The representation of the world in which an autonomous robot interacts with other objects within the world requires the integration of perception, reasoning, and action. The challenge of designing a suite of ontologies that are expressiveness enough to support perception and reasoning is a preeminent challenge for the knowledge representation and applied ontology communities. In this paper, we propose a series of challenge problems oriented around the ways in which a robot encounters the physical world. We outline an approach to the design and application of ontologies that can be used to represent the problems and their solution.
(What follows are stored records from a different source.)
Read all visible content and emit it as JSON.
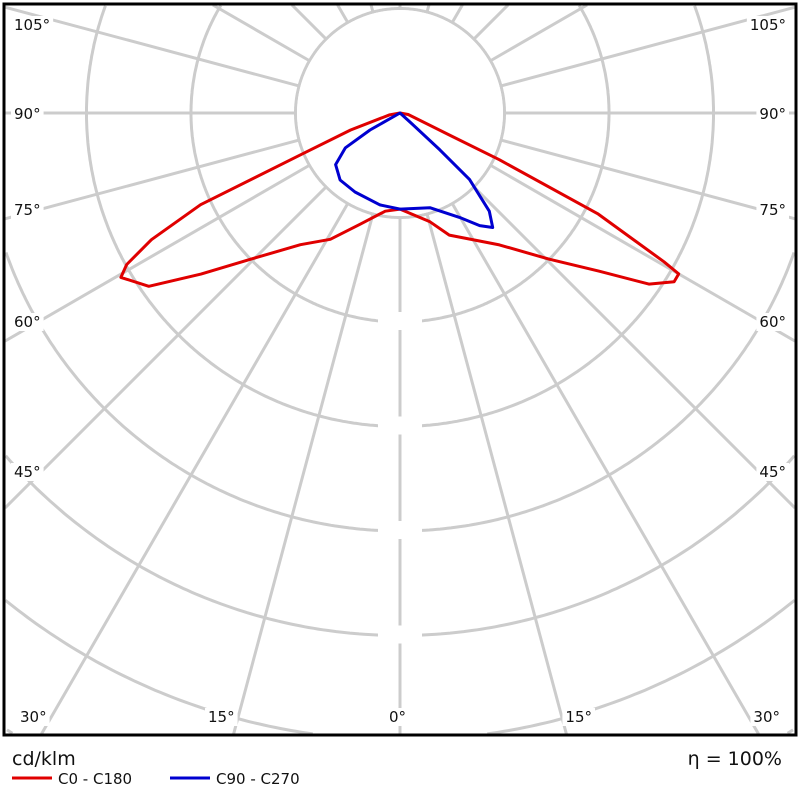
{
  "chart_data": {
    "type": "polar",
    "unit_label": "cd/klm",
    "efficiency_label": "η = 100%",
    "angle_labels_left": [
      "105°",
      "90°",
      "75°",
      "60°",
      "45°",
      "30°",
      "15°",
      "0°"
    ],
    "angle_labels_right": [
      "105°",
      "90°",
      "75°",
      "60°",
      "45°",
      "30°",
      "15°"
    ],
    "grid": true,
    "ring_step_note": "",
    "colors": {
      "grid": "#cccccc",
      "frame": "#000000"
    },
    "series": [
      {
        "name": "C0 - C180",
        "color": "#e00000",
        "points_gamma_r": [
          [
            0,
            0.92
          ],
          [
            15.4,
            1.08
          ],
          [
            22,
            1.26
          ],
          [
            37,
            1.58
          ],
          [
            45.6,
            2.0
          ],
          [
            51.5,
            2.43
          ],
          [
            55.5,
            2.89
          ],
          [
            58.4,
            3.08
          ],
          [
            60,
            3.08
          ],
          [
            60.6,
            2.9
          ],
          [
            63,
            2.13
          ],
          [
            64.8,
            1.05
          ],
          [
            66,
            0.52
          ],
          [
            80,
            0.08
          ],
          [
            180,
            0
          ],
          [
            -80,
            0.1
          ],
          [
            -71,
            0.5
          ],
          [
            -67.2,
            1.03
          ],
          [
            -65.3,
            2.1
          ],
          [
            -63,
            2.67
          ],
          [
            -61,
            2.99
          ],
          [
            -59.5,
            3.1
          ],
          [
            -55.4,
            2.92
          ],
          [
            -51,
            2.45
          ],
          [
            -45.6,
            2.0
          ],
          [
            -37.1,
            1.58
          ],
          [
            -28.9,
            1.38
          ],
          [
            -19.7,
            1.13
          ],
          [
            -8.6,
            0.95
          ],
          [
            0,
            0.92
          ]
        ]
      },
      {
        "name": "C90 - C270",
        "color": "#0000d0",
        "points_gamma_r": [
          [
            0,
            0.92
          ],
          [
            17.5,
            0.95
          ],
          [
            29.7,
            1.15
          ],
          [
            35.3,
            1.32
          ],
          [
            39,
            1.41
          ],
          [
            42.3,
            1.27
          ],
          [
            46.3,
            0.92
          ],
          [
            47.2,
            0.52
          ],
          [
            48,
            0.13
          ],
          [
            180,
            0
          ],
          [
            -60.5,
            0.33
          ],
          [
            -57.5,
            0.62
          ],
          [
            -51.3,
            0.79
          ],
          [
            -41.8,
            0.86
          ],
          [
            -29.7,
            0.87
          ],
          [
            -12.3,
            0.9
          ],
          [
            0,
            0.92
          ]
        ]
      }
    ]
  }
}
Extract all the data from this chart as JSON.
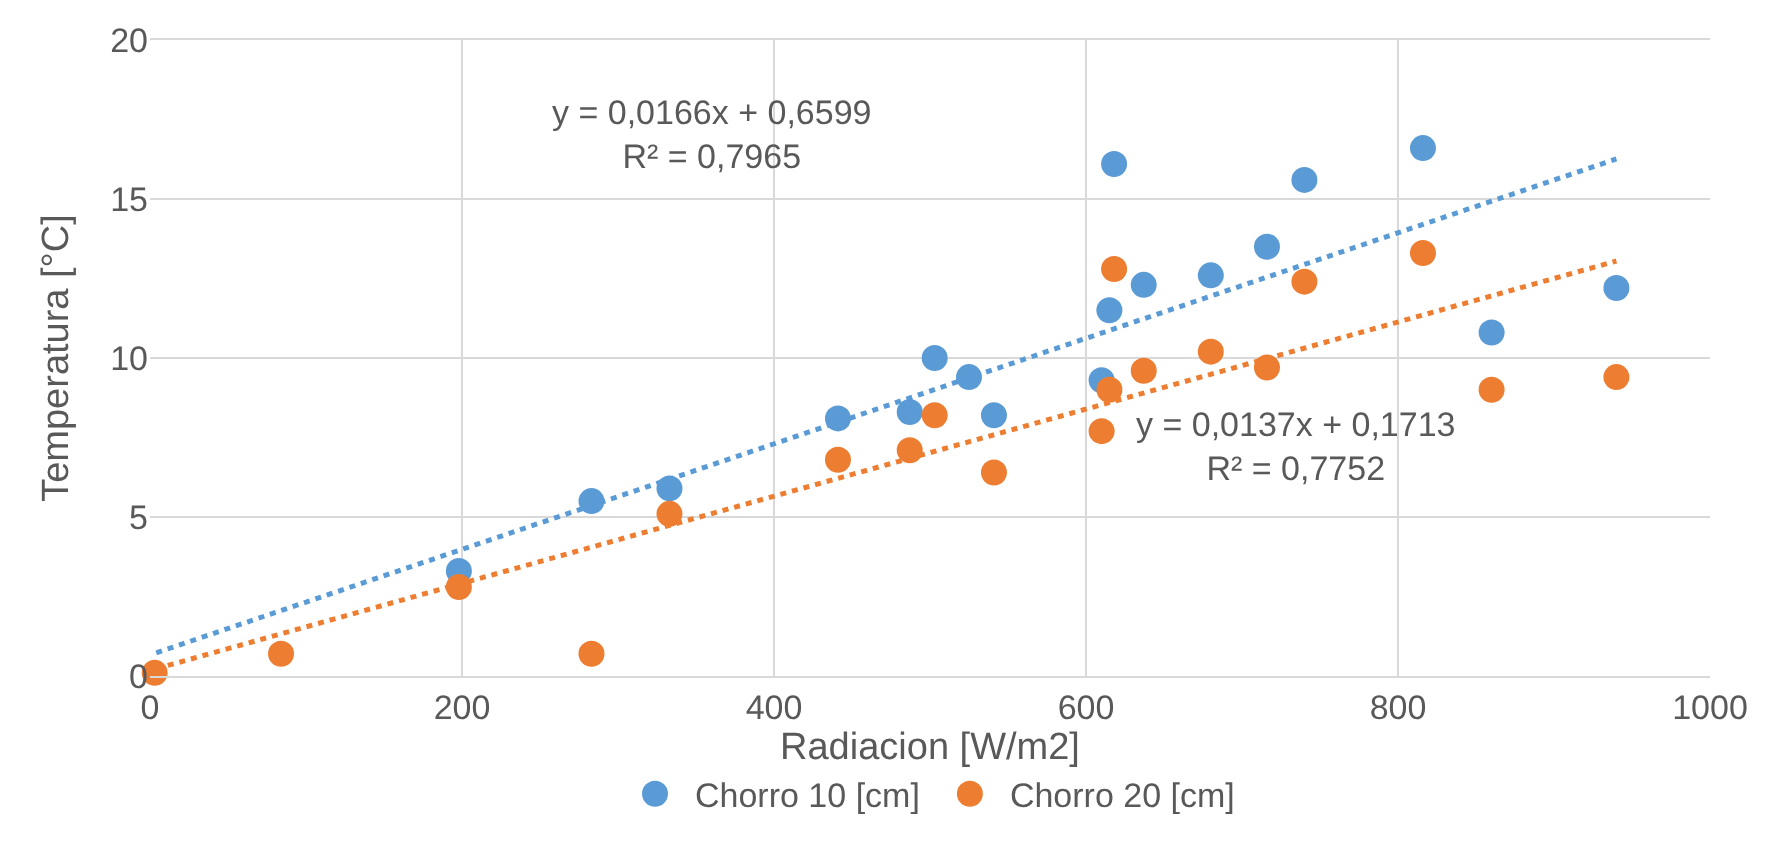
{
  "chart_data": {
    "type": "scatter",
    "xlabel": "Radiacion [W/m2]",
    "ylabel": "Temperatura [°C]",
    "xlim": [
      0,
      1000
    ],
    "xticks": [
      0,
      200,
      400,
      600,
      800,
      1000
    ],
    "ylim": [
      0,
      20
    ],
    "yticks": [
      0,
      5,
      10,
      15,
      20
    ],
    "grid": true,
    "legend": "bottom",
    "marker": "circle",
    "series": [
      {
        "name": "Chorro 10 [cm]",
        "color": "#5b9bd5",
        "x": [
          198,
          283,
          333,
          441,
          487,
          503,
          525,
          541,
          610,
          615,
          618,
          637,
          680,
          716,
          740,
          816,
          860,
          940
        ],
        "values": [
          3.3,
          5.5,
          5.9,
          8.1,
          8.3,
          10.0,
          9.4,
          8.2,
          9.3,
          11.5,
          16.1,
          12.3,
          12.6,
          13.5,
          15.6,
          16.6,
          10.8,
          12.2
        ]
      },
      {
        "name": "Chorro 20 [cm]",
        "color": "#ed7d31",
        "x": [
          3,
          84,
          198,
          283,
          333,
          441,
          487,
          503,
          541,
          610,
          615,
          618,
          637,
          680,
          716,
          740,
          816,
          860,
          940
        ],
        "values": [
          0.1,
          0.7,
          2.8,
          0.7,
          5.1,
          6.8,
          7.1,
          8.2,
          6.4,
          7.7,
          9.0,
          12.8,
          9.6,
          10.2,
          9.7,
          12.4,
          13.3,
          9.0,
          9.4
        ]
      },
      {
        "type": "line",
        "color": "#5b9bd5",
        "line_style": "dotted",
        "marker": "none",
        "x": [
          4,
          940
        ],
        "values": [
          0.73,
          16.26
        ]
      },
      {
        "type": "line",
        "color": "#ed7d31",
        "line_style": "dotted",
        "marker": "none",
        "x": [
          4,
          940
        ],
        "values": [
          0.23,
          13.05
        ]
      }
    ],
    "annotations": [
      "y = 0,0166x + 0,6599\nR² = 0,7965",
      "y = 0,0137x + 0,1713\nR² = 0,7752"
    ]
  }
}
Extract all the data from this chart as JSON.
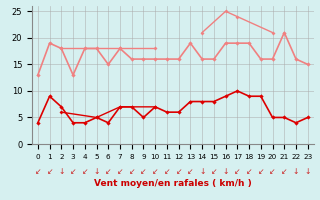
{
  "title": "",
  "xlabel": "Vent moyen/en rafales ( km/h )",
  "background_color": "#d6f0f0",
  "grid_color": "#aaaaaa",
  "x_hours": [
    0,
    1,
    2,
    3,
    4,
    5,
    6,
    7,
    8,
    9,
    10,
    11,
    12,
    13,
    14,
    15,
    16,
    17,
    18,
    19,
    20,
    21,
    22,
    23
  ],
  "ylim": [
    0,
    26
  ],
  "yticks": [
    0,
    5,
    10,
    15,
    20,
    25
  ],
  "lines_light": [
    [
      13,
      19,
      18,
      13,
      18,
      18,
      15,
      18,
      16,
      16,
      16,
      16,
      16,
      19,
      16,
      16,
      19,
      19,
      19,
      16,
      16,
      21,
      16,
      15
    ],
    [
      null,
      null,
      18,
      null,
      null,
      null,
      null,
      18,
      null,
      null,
      18,
      null,
      null,
      null,
      null,
      null,
      null,
      null,
      null,
      null,
      null,
      null,
      null,
      null
    ],
    [
      null,
      null,
      null,
      null,
      null,
      null,
      null,
      null,
      null,
      null,
      null,
      null,
      null,
      null,
      21,
      null,
      25,
      24,
      null,
      null,
      21,
      null,
      null,
      null
    ]
  ],
  "lines_dark": [
    [
      4,
      9,
      7,
      4,
      4,
      5,
      4,
      7,
      7,
      5,
      7,
      6,
      6,
      8,
      8,
      8,
      9,
      10,
      9,
      9,
      5,
      5,
      4,
      5
    ],
    [
      null,
      null,
      6,
      null,
      null,
      5,
      null,
      7,
      null,
      null,
      7,
      null,
      null,
      null,
      null,
      null,
      null,
      null,
      null,
      null,
      null,
      null,
      null,
      null
    ],
    [
      null,
      null,
      null,
      null,
      null,
      null,
      null,
      null,
      null,
      null,
      null,
      null,
      null,
      null,
      null,
      null,
      null,
      null,
      null,
      null,
      null,
      null,
      null,
      null
    ]
  ],
  "color_light": "#f08080",
  "color_dark": "#dd0000",
  "arrow_chars": [
    "↙",
    "↙",
    "↓",
    "↙",
    "↙",
    "↓",
    "↙",
    "↙",
    "↙",
    "↙",
    "↙",
    "↙",
    "↙",
    "↙",
    "↓",
    "↙",
    "↓",
    "↙",
    "↙",
    "↙",
    "↙",
    "↙",
    "↓",
    "↓"
  ]
}
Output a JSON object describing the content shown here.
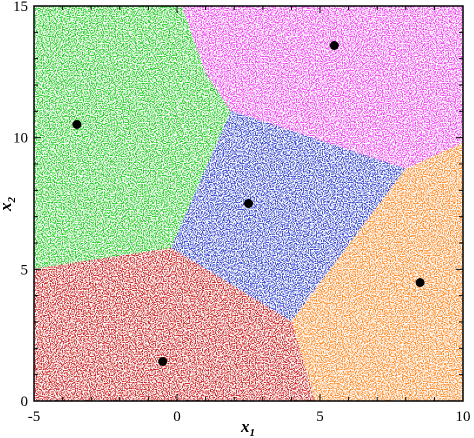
{
  "chart_data": {
    "type": "scatter",
    "title": "",
    "xlabel": "x",
    "xlabel_subscript": "1",
    "ylabel": "x",
    "ylabel_subscript": "2",
    "xlim": [
      -5,
      10
    ],
    "ylim": [
      0,
      15
    ],
    "x_ticks": [
      -5,
      0,
      5,
      10
    ],
    "y_ticks": [
      0,
      5,
      10,
      15
    ],
    "x_tick_labels": [
      "-5",
      "0",
      "5",
      "10"
    ],
    "y_tick_labels": [
      "0",
      "5",
      "10",
      "15"
    ],
    "grid": false,
    "legend": "none",
    "regions": [
      {
        "color": "#22cc22",
        "center": [
          -3.5,
          10.5
        ],
        "polygon": [
          [
            -5,
            15
          ],
          [
            0.2,
            15
          ],
          [
            1.0,
            12.5
          ],
          [
            1.9,
            11.0
          ],
          [
            -0.2,
            5.8
          ],
          [
            -5,
            5.0
          ]
        ]
      },
      {
        "color": "#ee44ee",
        "center": [
          5.5,
          13.5
        ],
        "polygon": [
          [
            0.2,
            15
          ],
          [
            10,
            15
          ],
          [
            10,
            9.8
          ],
          [
            8.0,
            8.8
          ],
          [
            1.9,
            11.0
          ],
          [
            1.0,
            12.5
          ]
        ]
      },
      {
        "color": "#3344cc",
        "center": [
          2.5,
          7.5
        ],
        "polygon": [
          [
            1.9,
            11.0
          ],
          [
            8.0,
            8.8
          ],
          [
            4.0,
            3.0
          ],
          [
            -0.2,
            5.8
          ]
        ]
      },
      {
        "color": "#ff8822",
        "center": [
          8.5,
          4.5
        ],
        "polygon": [
          [
            8.0,
            8.8
          ],
          [
            10,
            9.8
          ],
          [
            10,
            0
          ],
          [
            4.8,
            0
          ],
          [
            4.0,
            3.0
          ]
        ]
      },
      {
        "color": "#cc2222",
        "center": [
          -0.5,
          1.5
        ],
        "polygon": [
          [
            -5,
            5.0
          ],
          [
            -0.2,
            5.8
          ],
          [
            4.0,
            3.0
          ],
          [
            4.8,
            0
          ],
          [
            -5,
            0
          ]
        ]
      }
    ],
    "centers": {
      "name": "",
      "color": "#000000",
      "points": [
        [
          -3.5,
          10.5
        ],
        [
          5.5,
          13.5
        ],
        [
          2.5,
          7.5
        ],
        [
          8.5,
          4.5
        ],
        [
          -0.5,
          1.5
        ]
      ]
    }
  }
}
“What Say You: An Ontological Representation of Imperative Meaning for Human-Robot Interaction”,
Robert Porzel and Vanja Sophie Cangalovic

There is a distinct difference between modeling linguistic knowledge and knowledge that is expressed linguistically. The research effort described herein concerns the latter, i.e. how to model the output of a natural language understanding system in a formal ontology in such a way that robotic agents can carry out the tasks given to them via natural language. For this, we build on a given foundational ontology that is suitable for our requirements and introduce the basic modeling principles and design patterns to model and represent the meaning of instructions. Linguistically, our model is informed by constructional approaches to language understanding, i.e. embodied- and fluid construction grammar. Ontologically, we base our model on the foundational framework provided by the Dolce Ultra Light + Descriptions and Situations ontology. The proposed model, called SOMA-SAY, is part of a larger system of ontologies that are employed in the Everyday Activity Science and Engineering collaborative research center.

”'’Knowing from’’ – An Outlook on Ontology Enabled Knowledge Transfer for Robotic Systems”,
Mohammed Diab, Mihai Pomarlan, Daniel Bessler, Stefano Borgo and Jan Rosell

Encoding practical knowledge about everyday activities has proven difficult, and is a limiting factor in the progress of autonomous robotics. Learning approaches, e.g. imitation learning from human data, have been used as a way to circumvent this difficulty. While such approaches are on the right track, they require comprehensive knowledge modelling about the data present in records of activity episodes, and about the skills one attempts to have the robot learn. We provide a list of competency questions such knowledge modelling should answer, summarize some recent developments in this direction, and finish with a few open problems.